Currently, the faculty says, the ED’s proposals don’t always match the IASB’s latest thinking as reflected in recent standards. It points to the description of measurement bases in the ED which does not tally with the IASB’s measurement requirements in the recent IFRS 9, Financial Instruments, and IFRS 15, Revenue from Contracts with Customers. This difference “raises questions about the proposed framework’s credibility”.
Another concern centres on the proposal to adopt two measurement bases for the same item at the same time which would set “a dangerous precedent” if adopted. The faculty dismisses the idea as a convenient mechanism for simultaneously applying different views about the appropriate measurement basis for a particular item, “in order to reconcile those who take opposing views as to the primacy or importance of the statement of financial position and the income statement”.
Faculty head Nigel Sleigh-Johnson welcomed much of the ED, in particular the reinstatement of the concept of prudence which ICAEW had fought to get brought back.
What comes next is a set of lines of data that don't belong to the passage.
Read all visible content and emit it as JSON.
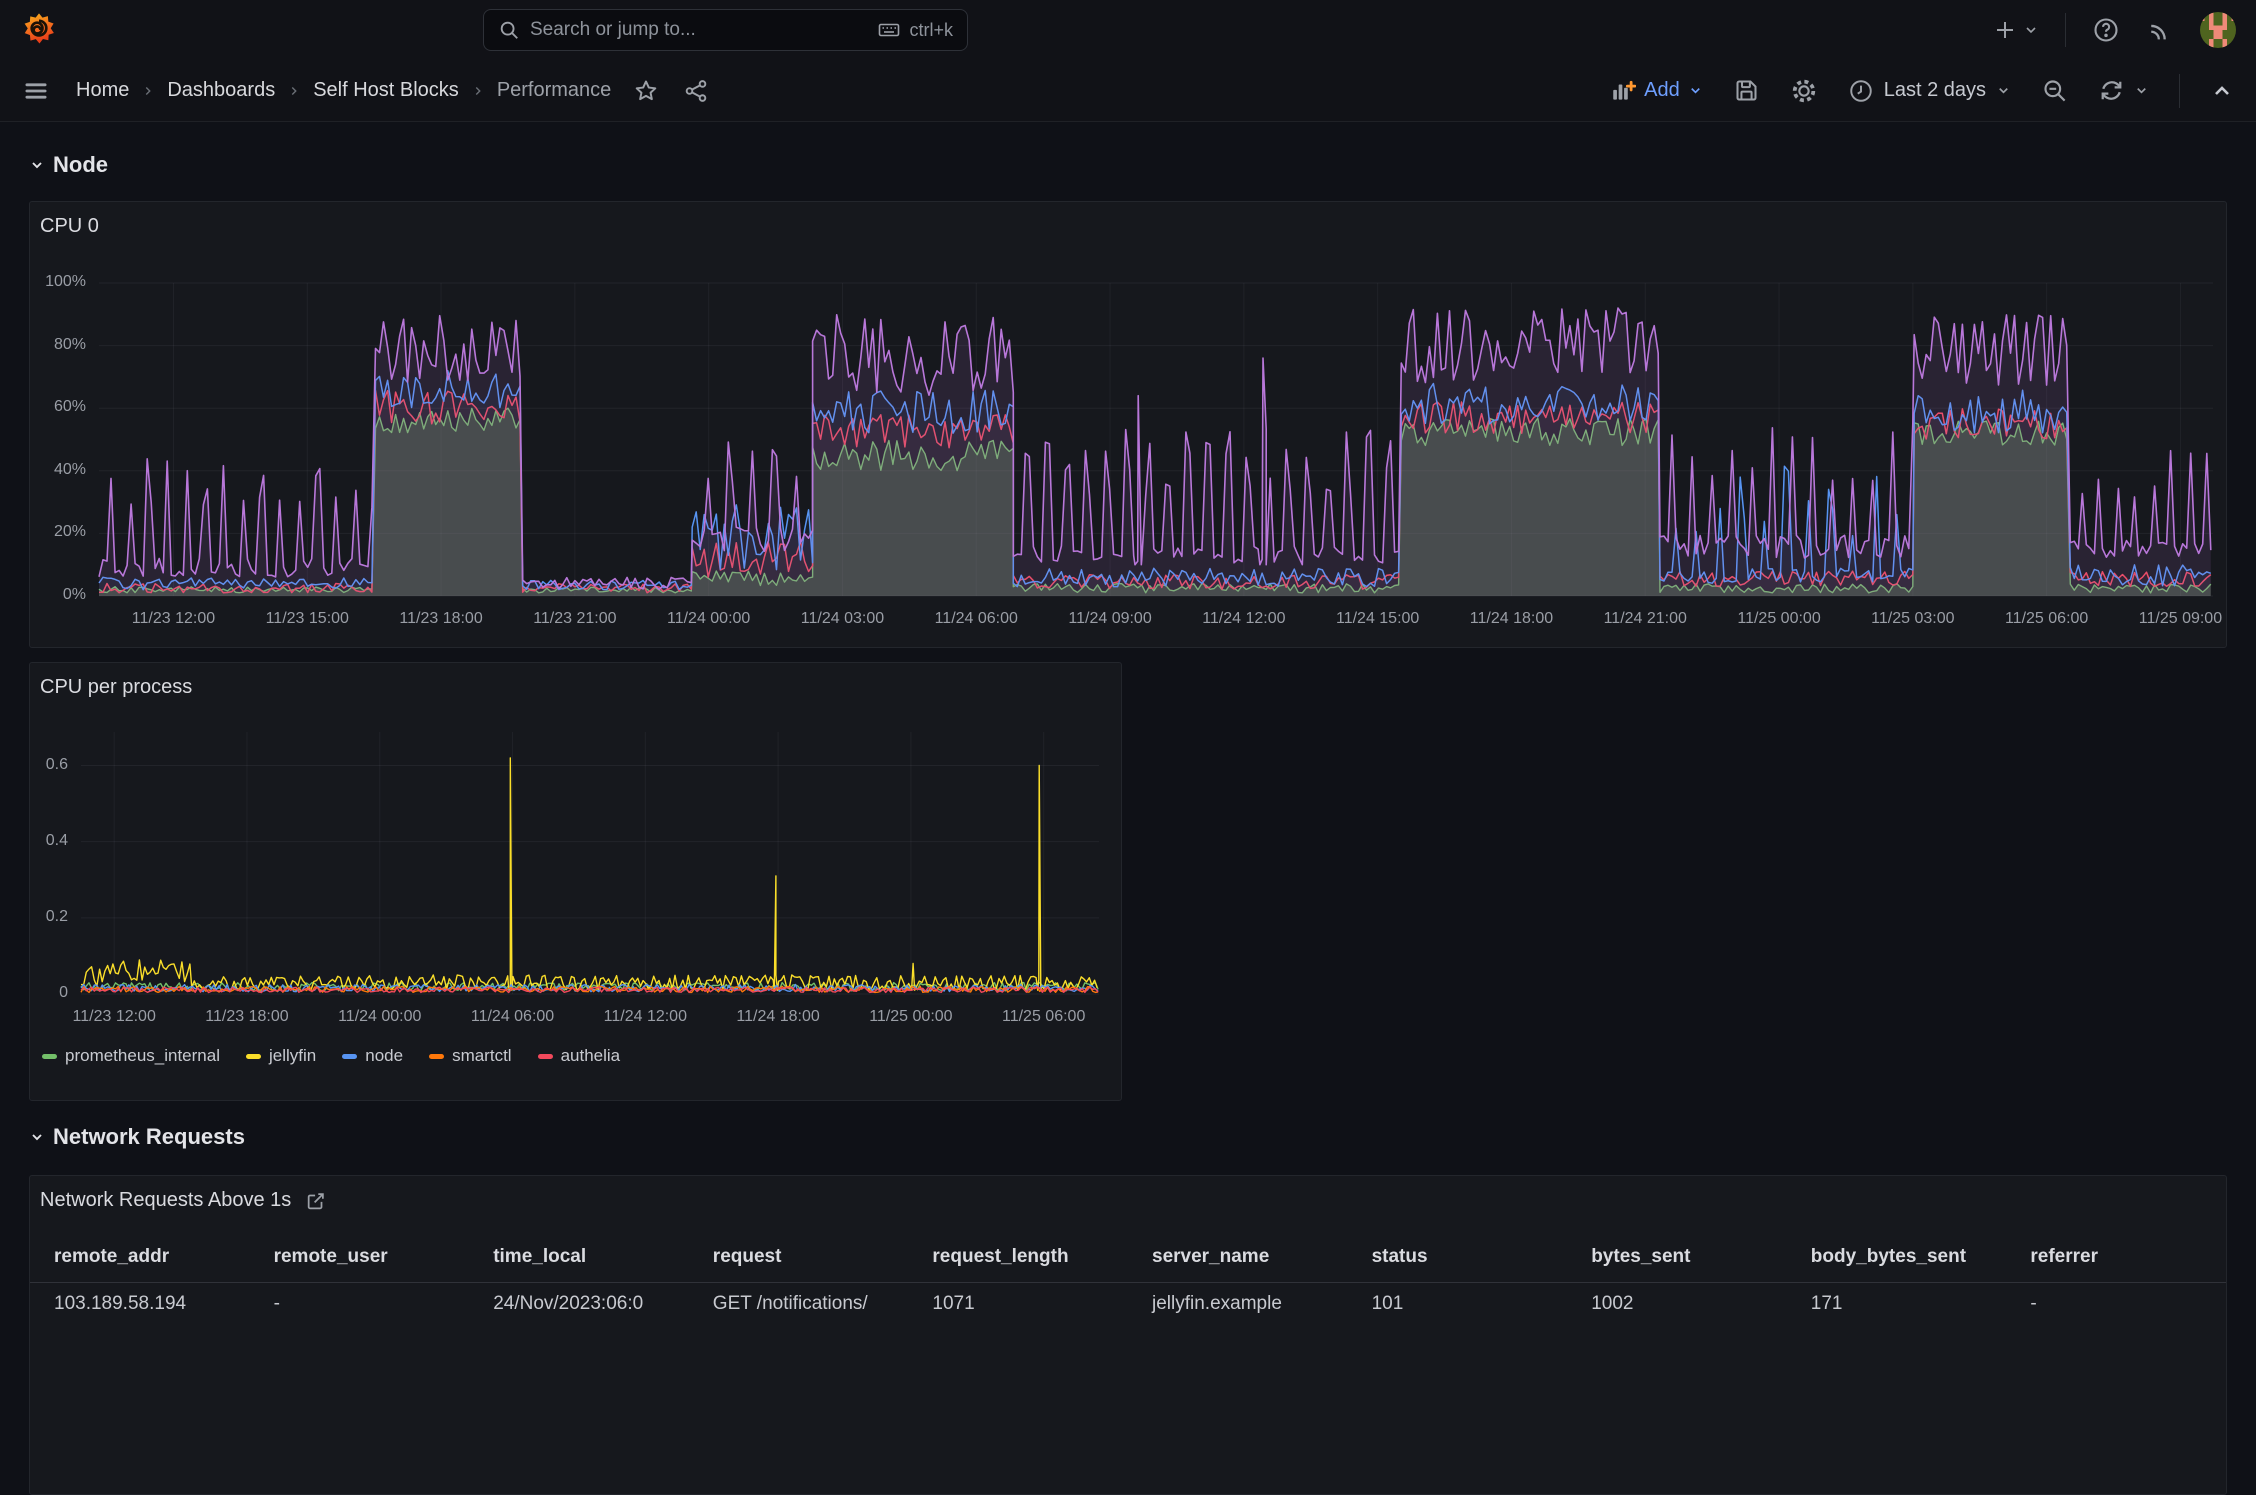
{
  "topbar": {
    "search_placeholder": "Search or jump to...",
    "search_shortcut": "ctrl+k"
  },
  "toolbar": {
    "breadcrumb": [
      "Home",
      "Dashboards",
      "Self Host Blocks",
      "Performance"
    ],
    "add_label": "Add",
    "time_range_label": "Last 2 days"
  },
  "sections": {
    "node": "Node",
    "network": "Network Requests"
  },
  "colors": {
    "accent_blue": "#6e9fff",
    "series_green": "#73BF69",
    "series_yellow": "#FADE2A",
    "series_blue": "#5794F2",
    "series_orange": "#FF780A",
    "series_red": "#F2495C",
    "series_purple": "#B877D9"
  },
  "chart_data": [
    {
      "name": "cpu0",
      "title": "CPU 0",
      "type": "area",
      "xlim": [
        0,
        47.4
      ],
      "ylim": [
        0,
        100
      ],
      "dt": 0.09,
      "grid": true,
      "yticks": [
        {
          "v": 0,
          "label": "0%"
        },
        {
          "v": 20,
          "label": "20%"
        },
        {
          "v": 40,
          "label": "40%"
        },
        {
          "v": 60,
          "label": "60%"
        },
        {
          "v": 80,
          "label": "80%"
        },
        {
          "v": 100,
          "label": "100%"
        }
      ],
      "xticks": [
        {
          "h": 1.67,
          "label": "11/23 12:00"
        },
        {
          "h": 4.67,
          "label": "11/23 15:00"
        },
        {
          "h": 7.67,
          "label": "11/23 18:00"
        },
        {
          "h": 10.67,
          "label": "11/23 21:00"
        },
        {
          "h": 13.67,
          "label": "11/24 00:00"
        },
        {
          "h": 16.67,
          "label": "11/24 03:00"
        },
        {
          "h": 19.67,
          "label": "11/24 06:00"
        },
        {
          "h": 22.67,
          "label": "11/24 09:00"
        },
        {
          "h": 25.67,
          "label": "11/24 12:00"
        },
        {
          "h": 28.67,
          "label": "11/24 15:00"
        },
        {
          "h": 31.67,
          "label": "11/24 18:00"
        },
        {
          "h": 34.67,
          "label": "11/24 21:00"
        },
        {
          "h": 37.67,
          "label": "11/25 00:00"
        },
        {
          "h": 40.67,
          "label": "11/25 03:00"
        },
        {
          "h": 43.67,
          "label": "11/25 06:00"
        },
        {
          "h": 46.67,
          "label": "11/25 09:00"
        }
      ],
      "series": [
        {
          "name": "idle-inverse-green",
          "color": "#73BF69",
          "fill": 0.25,
          "width": 1.4,
          "segments": [
            {
              "t0": 0,
              "t1": 6.2,
              "type": "band",
              "lo": 1,
              "hi": 3
            },
            {
              "t0": 6.2,
              "t1": 9.5,
              "type": "band",
              "lo": 52,
              "hi": 60
            },
            {
              "t0": 9.5,
              "t1": 13.3,
              "type": "band",
              "lo": 1,
              "hi": 3
            },
            {
              "t0": 13.3,
              "t1": 16,
              "type": "band",
              "lo": 3,
              "hi": 8
            },
            {
              "t0": 16,
              "t1": 20.5,
              "type": "band",
              "lo": 40,
              "hi": 50
            },
            {
              "t0": 20.5,
              "t1": 29.2,
              "type": "band",
              "lo": 1,
              "hi": 4
            },
            {
              "t0": 29.2,
              "t1": 35,
              "type": "band",
              "lo": 48,
              "hi": 57
            },
            {
              "t0": 35,
              "t1": 40.7,
              "type": "band",
              "lo": 1,
              "hi": 4
            },
            {
              "t0": 40.7,
              "t1": 44.2,
              "type": "band",
              "lo": 48,
              "hi": 56
            },
            {
              "t0": 44.2,
              "t1": 47.4,
              "type": "band",
              "lo": 1,
              "hi": 4
            }
          ]
        },
        {
          "name": "user-red",
          "color": "#F2495C",
          "fill": 0.06,
          "width": 1.5,
          "segments": [
            {
              "t0": 0,
              "t1": 6.2,
              "type": "band",
              "lo": 1,
              "hi": 4
            },
            {
              "t0": 6.2,
              "t1": 9.5,
              "type": "band",
              "lo": 55,
              "hi": 66
            },
            {
              "t0": 9.5,
              "t1": 13.3,
              "type": "band",
              "lo": 1,
              "hi": 4
            },
            {
              "t0": 13.3,
              "t1": 16,
              "type": "band",
              "lo": 5,
              "hi": 18
            },
            {
              "t0": 16,
              "t1": 20.5,
              "type": "band",
              "lo": 47,
              "hi": 58
            },
            {
              "t0": 20.5,
              "t1": 29.2,
              "type": "band",
              "lo": 2,
              "hi": 7
            },
            {
              "t0": 29.2,
              "t1": 35,
              "type": "band",
              "lo": 52,
              "hi": 62
            },
            {
              "t0": 35,
              "t1": 40.7,
              "type": "band",
              "lo": 3,
              "hi": 8
            },
            {
              "t0": 40.7,
              "t1": 44.2,
              "type": "band",
              "lo": 50,
              "hi": 60
            },
            {
              "t0": 44.2,
              "t1": 47.4,
              "type": "band",
              "lo": 3,
              "hi": 8
            }
          ]
        },
        {
          "name": "system-blue",
          "color": "#5794F2",
          "fill": 0.06,
          "width": 1.5,
          "segments": [
            {
              "t0": 0,
              "t1": 6.2,
              "type": "band",
              "lo": 2,
              "hi": 6
            },
            {
              "t0": 6.2,
              "t1": 9.5,
              "type": "band",
              "lo": 60,
              "hi": 72
            },
            {
              "t0": 9.5,
              "t1": 13.3,
              "type": "band",
              "lo": 2,
              "hi": 5
            },
            {
              "t0": 13.3,
              "t1": 16,
              "type": "band",
              "lo": 8,
              "hi": 30
            },
            {
              "t0": 16,
              "t1": 20.5,
              "type": "band",
              "lo": 52,
              "hi": 66
            },
            {
              "t0": 20.5,
              "t1": 29.2,
              "type": "band",
              "lo": 3,
              "hi": 9
            },
            {
              "t0": 29.2,
              "t1": 35,
              "type": "band",
              "lo": 55,
              "hi": 68
            },
            {
              "t0": 35,
              "t1": 40.7,
              "type": "teeth",
              "lo": 4,
              "hi": 9,
              "period": 0.5,
              "pk": [
                18,
                42
              ]
            },
            {
              "t0": 40.7,
              "t1": 44.2,
              "type": "band",
              "lo": 52,
              "hi": 66
            },
            {
              "t0": 44.2,
              "t1": 47.4,
              "type": "band",
              "lo": 3,
              "hi": 10
            }
          ]
        },
        {
          "name": "iowait-purple",
          "color": "#B877D9",
          "fill": 0.12,
          "width": 1.6,
          "segments": [
            {
              "t0": 0,
              "t1": 6.2,
              "type": "teeth",
              "lo": 6,
              "hi": 12,
              "period": 0.42,
              "pk": [
                28,
                44
              ]
            },
            {
              "t0": 6.2,
              "t1": 9.5,
              "type": "band",
              "lo": 68,
              "hi": 90
            },
            {
              "t0": 9.5,
              "t1": 13.3,
              "type": "band",
              "lo": 2,
              "hi": 6
            },
            {
              "t0": 13.3,
              "t1": 16,
              "type": "teeth",
              "lo": 14,
              "hi": 22,
              "period": 0.5,
              "pk": [
                34,
                56
              ]
            },
            {
              "t0": 16,
              "t1": 20.5,
              "type": "band",
              "lo": 64,
              "hi": 90
            },
            {
              "t0": 20.5,
              "t1": 29.2,
              "type": "teeth",
              "lo": 10,
              "hi": 16,
              "period": 0.45,
              "pk": [
                32,
                54
              ],
              "spikes": [
                [
                  23.3,
                  64
                ],
                [
                  26.1,
                  76
                ]
              ]
            },
            {
              "t0": 29.2,
              "t1": 35,
              "type": "band",
              "lo": 68,
              "hi": 92
            },
            {
              "t0": 35,
              "t1": 40.7,
              "type": "teeth",
              "lo": 12,
              "hi": 20,
              "period": 0.45,
              "pk": [
                35,
                56
              ]
            },
            {
              "t0": 40.7,
              "t1": 44.2,
              "type": "band",
              "lo": 66,
              "hi": 90
            },
            {
              "t0": 44.2,
              "t1": 47.4,
              "type": "teeth",
              "lo": 12,
              "hi": 18,
              "period": 0.4,
              "pk": [
                30,
                50
              ]
            }
          ]
        }
      ]
    },
    {
      "name": "cpu_per_process",
      "title": "CPU per process",
      "type": "line",
      "xlim": [
        0,
        46
      ],
      "ylim": [
        0,
        0.688
      ],
      "dt": 0.12,
      "grid": true,
      "yticks": [
        {
          "v": 0,
          "label": "0"
        },
        {
          "v": 0.2,
          "label": "0.2"
        },
        {
          "v": 0.4,
          "label": "0.4"
        },
        {
          "v": 0.6,
          "label": "0.6"
        }
      ],
      "xticks": [
        {
          "h": 1.5,
          "label": "11/23 12:00"
        },
        {
          "h": 7.5,
          "label": "11/23 18:00"
        },
        {
          "h": 13.5,
          "label": "11/24 00:00"
        },
        {
          "h": 19.5,
          "label": "11/24 06:00"
        },
        {
          "h": 25.5,
          "label": "11/24 12:00"
        },
        {
          "h": 31.5,
          "label": "11/24 18:00"
        },
        {
          "h": 37.5,
          "label": "11/25 00:00"
        },
        {
          "h": 43.5,
          "label": "11/25 06:00"
        }
      ],
      "series": [
        {
          "name": "prometheus_internal",
          "legend": true,
          "color": "#73BF69",
          "fill": 0,
          "width": 1.4,
          "segments": [
            {
              "t0": 0,
              "t1": 46,
              "type": "band",
              "lo": 0.008,
              "hi": 0.03
            }
          ]
        },
        {
          "name": "jellyfin",
          "legend": true,
          "color": "#FADE2A",
          "fill": 0,
          "width": 1.4,
          "segments": [
            {
              "t0": 0,
              "t1": 5,
              "type": "band",
              "lo": 0.02,
              "hi": 0.09
            },
            {
              "t0": 5,
              "t1": 46,
              "type": "band",
              "lo": 0.01,
              "hi": 0.05,
              "spikes": [
                [
                  19.4,
                  0.62
                ],
                [
                  31.4,
                  0.31
                ],
                [
                  37.6,
                  0.08
                ],
                [
                  43.3,
                  0.6
                ]
              ]
            }
          ]
        },
        {
          "name": "node",
          "legend": true,
          "color": "#5794F2",
          "fill": 0,
          "width": 1.4,
          "segments": [
            {
              "t0": 0,
              "t1": 46,
              "type": "band",
              "lo": 0.006,
              "hi": 0.025
            }
          ]
        },
        {
          "name": "smartctl",
          "legend": true,
          "color": "#FF780A",
          "fill": 0,
          "width": 1.4,
          "segments": [
            {
              "t0": 0,
              "t1": 46,
              "type": "band",
              "lo": 0.004,
              "hi": 0.02
            }
          ]
        },
        {
          "name": "authelia",
          "legend": true,
          "color": "#F2495C",
          "fill": 0,
          "width": 1.4,
          "segments": [
            {
              "t0": 0,
              "t1": 46,
              "type": "band",
              "lo": 0.004,
              "hi": 0.018
            }
          ]
        }
      ]
    }
  ],
  "panels": {
    "table_title": "Network Requests Above 1s"
  },
  "table": {
    "columns": [
      "remote_addr",
      "remote_user",
      "time_local",
      "request",
      "request_length",
      "server_name",
      "status",
      "bytes_sent",
      "body_bytes_sent",
      "referrer"
    ],
    "partial_row": [
      "103.189.58.194",
      "-",
      "24/Nov/2023:06:0",
      "GET /notifications/",
      "1071",
      "jellyfin.example",
      "101",
      "1002",
      "171",
      "-"
    ]
  }
}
He was not happy that the ED’s proposals exclude “asymmetric prudence” (greater readiness to recognise losses rather than gains) from the framework but added that “we want to be clear that making this change is not supposed to stop the use of fair value measurements in appropriate circumstances, or the recognition of fair value gains in financial statements”.
He also wanted to see the framework refer to the concept of the “true and fair view” rather than just “fair presentation”.
“At the moment IFRS standards refer only to the latter but in many jurisdictions, including the EU, there is an overriding and very important requirement to give a ‘true and fair view’ in financial statements,” he said. “Clarification is something long overdue.”
In other words, the proposed new conceptual framework is good in parts but needs a lot more hard work and clarifications before it is ready to go live.